UK suffers largest employment fall in a decade, but tech is resilient
The total number of people in employment in the UK fell by 730,000 from March – July: the largest quarterly decrease since May – July 2009.
The figures come from the Office for National Statistics, which says there was a net flow of 21,000 people moving from employed to unemployed over the period: the first such change since April-June 2009. 81,000 jobs were lost since June alone, largely as a result of the coronavirus pandemic.
Pay also fell, with regular pay down 0.2 per cent and bonuses down 1.2 per cent: the first negative readings since records began in 2001.
The young (16-24) and old (65+) were most affected by the fall in employment, with 100,000 young people and 161,000 older people losing their jobs – although an increase of 41,000 people in the 25-64 age range partially offset this, overall. The data shows that a significant number of these people became ‘economically inactive’, i.e. without a job but not actively seeking work, and so are not included in the official unemployment figures.
Approximately 7.5 million people are temporarily away from work, which includes those on furlough; more than 3 million have been away for three months or more. Again, young and older people were the most likely to be affected.

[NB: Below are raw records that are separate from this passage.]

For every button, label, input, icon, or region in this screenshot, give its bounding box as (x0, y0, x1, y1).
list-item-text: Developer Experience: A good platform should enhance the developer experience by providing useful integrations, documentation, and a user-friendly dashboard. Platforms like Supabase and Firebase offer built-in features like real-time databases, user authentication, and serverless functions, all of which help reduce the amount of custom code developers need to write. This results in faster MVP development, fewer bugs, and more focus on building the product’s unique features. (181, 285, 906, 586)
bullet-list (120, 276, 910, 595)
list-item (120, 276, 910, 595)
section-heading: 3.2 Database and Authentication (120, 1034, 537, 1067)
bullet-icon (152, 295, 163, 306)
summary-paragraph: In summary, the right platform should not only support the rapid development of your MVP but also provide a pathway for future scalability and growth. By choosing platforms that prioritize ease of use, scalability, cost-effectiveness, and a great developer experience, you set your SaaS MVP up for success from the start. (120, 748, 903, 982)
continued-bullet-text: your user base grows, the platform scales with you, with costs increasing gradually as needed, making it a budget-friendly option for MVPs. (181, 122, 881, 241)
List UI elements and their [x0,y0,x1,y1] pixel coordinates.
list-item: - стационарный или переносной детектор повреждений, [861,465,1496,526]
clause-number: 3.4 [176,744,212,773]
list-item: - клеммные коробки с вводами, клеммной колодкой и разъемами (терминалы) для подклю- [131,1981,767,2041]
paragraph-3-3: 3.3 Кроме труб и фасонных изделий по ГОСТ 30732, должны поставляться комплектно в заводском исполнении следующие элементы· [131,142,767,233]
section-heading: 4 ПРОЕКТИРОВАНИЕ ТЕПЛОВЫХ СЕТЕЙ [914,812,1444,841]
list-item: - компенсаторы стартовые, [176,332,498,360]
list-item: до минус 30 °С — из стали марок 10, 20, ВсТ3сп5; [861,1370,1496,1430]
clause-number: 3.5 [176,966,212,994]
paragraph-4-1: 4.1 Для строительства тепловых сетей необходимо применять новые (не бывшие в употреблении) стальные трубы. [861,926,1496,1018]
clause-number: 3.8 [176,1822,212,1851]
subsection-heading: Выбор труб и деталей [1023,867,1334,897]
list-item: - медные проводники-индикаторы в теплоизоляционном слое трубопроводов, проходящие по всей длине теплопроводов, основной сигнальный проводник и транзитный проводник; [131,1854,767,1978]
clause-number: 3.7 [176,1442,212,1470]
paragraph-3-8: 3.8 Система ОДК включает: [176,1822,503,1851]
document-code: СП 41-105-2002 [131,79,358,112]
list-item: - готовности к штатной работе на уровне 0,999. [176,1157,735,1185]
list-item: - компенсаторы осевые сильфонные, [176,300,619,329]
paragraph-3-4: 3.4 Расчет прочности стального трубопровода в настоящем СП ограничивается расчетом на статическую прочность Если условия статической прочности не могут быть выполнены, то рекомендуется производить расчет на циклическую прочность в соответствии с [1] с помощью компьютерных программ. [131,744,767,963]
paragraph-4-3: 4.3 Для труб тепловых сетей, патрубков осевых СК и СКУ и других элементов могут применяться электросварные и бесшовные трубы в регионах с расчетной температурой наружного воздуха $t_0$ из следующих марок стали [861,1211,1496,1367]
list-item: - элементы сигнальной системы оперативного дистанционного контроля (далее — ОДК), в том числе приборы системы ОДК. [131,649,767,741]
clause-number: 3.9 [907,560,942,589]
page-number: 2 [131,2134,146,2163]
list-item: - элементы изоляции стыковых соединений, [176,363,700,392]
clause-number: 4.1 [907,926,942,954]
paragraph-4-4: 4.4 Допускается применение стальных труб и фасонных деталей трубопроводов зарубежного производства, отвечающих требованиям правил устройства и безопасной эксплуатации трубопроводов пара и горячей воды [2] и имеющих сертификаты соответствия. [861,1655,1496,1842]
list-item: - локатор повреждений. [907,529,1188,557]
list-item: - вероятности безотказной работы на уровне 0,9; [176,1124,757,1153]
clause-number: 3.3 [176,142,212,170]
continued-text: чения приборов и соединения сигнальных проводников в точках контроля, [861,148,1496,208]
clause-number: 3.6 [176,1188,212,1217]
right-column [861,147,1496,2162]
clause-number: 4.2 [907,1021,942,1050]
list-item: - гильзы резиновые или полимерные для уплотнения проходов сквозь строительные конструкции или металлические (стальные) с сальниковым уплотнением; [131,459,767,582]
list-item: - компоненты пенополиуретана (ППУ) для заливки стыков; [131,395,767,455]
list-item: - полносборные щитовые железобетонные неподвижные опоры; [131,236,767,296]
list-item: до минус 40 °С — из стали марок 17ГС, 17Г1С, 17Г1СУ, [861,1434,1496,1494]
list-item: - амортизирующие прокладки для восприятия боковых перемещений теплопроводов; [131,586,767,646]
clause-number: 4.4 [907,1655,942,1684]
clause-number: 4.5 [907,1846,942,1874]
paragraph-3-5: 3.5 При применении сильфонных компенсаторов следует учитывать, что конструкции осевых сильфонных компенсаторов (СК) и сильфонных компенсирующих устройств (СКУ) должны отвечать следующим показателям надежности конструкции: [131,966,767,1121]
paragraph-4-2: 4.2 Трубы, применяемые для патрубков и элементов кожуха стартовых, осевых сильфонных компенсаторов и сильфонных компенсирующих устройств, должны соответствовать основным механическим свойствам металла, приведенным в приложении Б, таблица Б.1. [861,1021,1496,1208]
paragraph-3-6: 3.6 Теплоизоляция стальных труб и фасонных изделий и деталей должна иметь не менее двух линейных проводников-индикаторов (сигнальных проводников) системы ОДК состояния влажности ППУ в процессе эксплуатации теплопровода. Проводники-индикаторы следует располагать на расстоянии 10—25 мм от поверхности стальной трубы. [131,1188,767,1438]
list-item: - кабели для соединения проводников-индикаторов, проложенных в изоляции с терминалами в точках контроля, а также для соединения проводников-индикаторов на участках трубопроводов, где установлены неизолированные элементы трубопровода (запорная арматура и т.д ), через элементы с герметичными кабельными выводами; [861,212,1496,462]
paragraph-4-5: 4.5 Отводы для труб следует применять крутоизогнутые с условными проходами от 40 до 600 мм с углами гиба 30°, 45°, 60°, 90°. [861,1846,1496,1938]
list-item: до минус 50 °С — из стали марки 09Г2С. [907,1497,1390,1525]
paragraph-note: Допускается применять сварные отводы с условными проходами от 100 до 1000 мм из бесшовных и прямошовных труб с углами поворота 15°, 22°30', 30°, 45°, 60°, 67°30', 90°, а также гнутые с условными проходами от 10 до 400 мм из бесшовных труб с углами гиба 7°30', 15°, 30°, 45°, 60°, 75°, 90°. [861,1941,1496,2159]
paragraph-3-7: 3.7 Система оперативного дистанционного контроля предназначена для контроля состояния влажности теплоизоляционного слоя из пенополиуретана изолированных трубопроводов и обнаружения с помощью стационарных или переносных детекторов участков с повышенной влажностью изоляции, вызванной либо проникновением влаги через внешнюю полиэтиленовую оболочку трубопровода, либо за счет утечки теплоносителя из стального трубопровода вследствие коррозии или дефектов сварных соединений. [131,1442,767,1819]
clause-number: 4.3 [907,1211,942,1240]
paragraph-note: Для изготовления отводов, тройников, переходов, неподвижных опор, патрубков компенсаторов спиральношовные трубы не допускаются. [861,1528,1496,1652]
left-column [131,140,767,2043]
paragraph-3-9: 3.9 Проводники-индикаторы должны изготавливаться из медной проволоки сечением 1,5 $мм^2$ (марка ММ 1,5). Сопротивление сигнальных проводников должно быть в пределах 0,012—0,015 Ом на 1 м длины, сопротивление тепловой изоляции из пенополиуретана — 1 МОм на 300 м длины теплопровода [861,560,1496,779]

People in self-employment suffered a sharp fall of 238,000, down to 4.8 million (14.5 per cent of all people in employment). This was a record quarterly decrease, although does include people who are self-employed and temporarily away from work but not getting paid (not eligible for the Self-Employment Income Support Scheme, the self-employment version of the government’s furlough scheme).
Despite the negative news, the UK’s technology market remained relatively resilient. 33,000 jobs were lost, but employment remained above 1.5 million. IT leaders expect their technology headcount to increase or remain roughly the same over the next 12 months, according to preliminary data from the Harvey Nash/KPMG 2020 CIO Survey, which will be released next month.
Bev White, CEO of Harvey Nash, said:
“Skills that are in most demand are cyber security, architecture, organisational change and cloud.
“The UK’s tech leaders are also hiring across the country, with more IT leaders in the North West, in technology hubs such as Manchester, planning to increase their technology headcount over the next year than in London. Both of these cities expect to recruit for more technology roles than the UK average.
“With over a quarter of a million jobs created over the last three years, the UK’s tech sector is hugely important to the economy.”
The CIO Survey shows that 38 per cent of IT leaders expect to increase their headcount, and 44 per cent expect it to remain the same. This is largely due to the resilience of the sector in the face of the pandemic, as technology has been pivotal in helping to transition the UK workforce to remote working.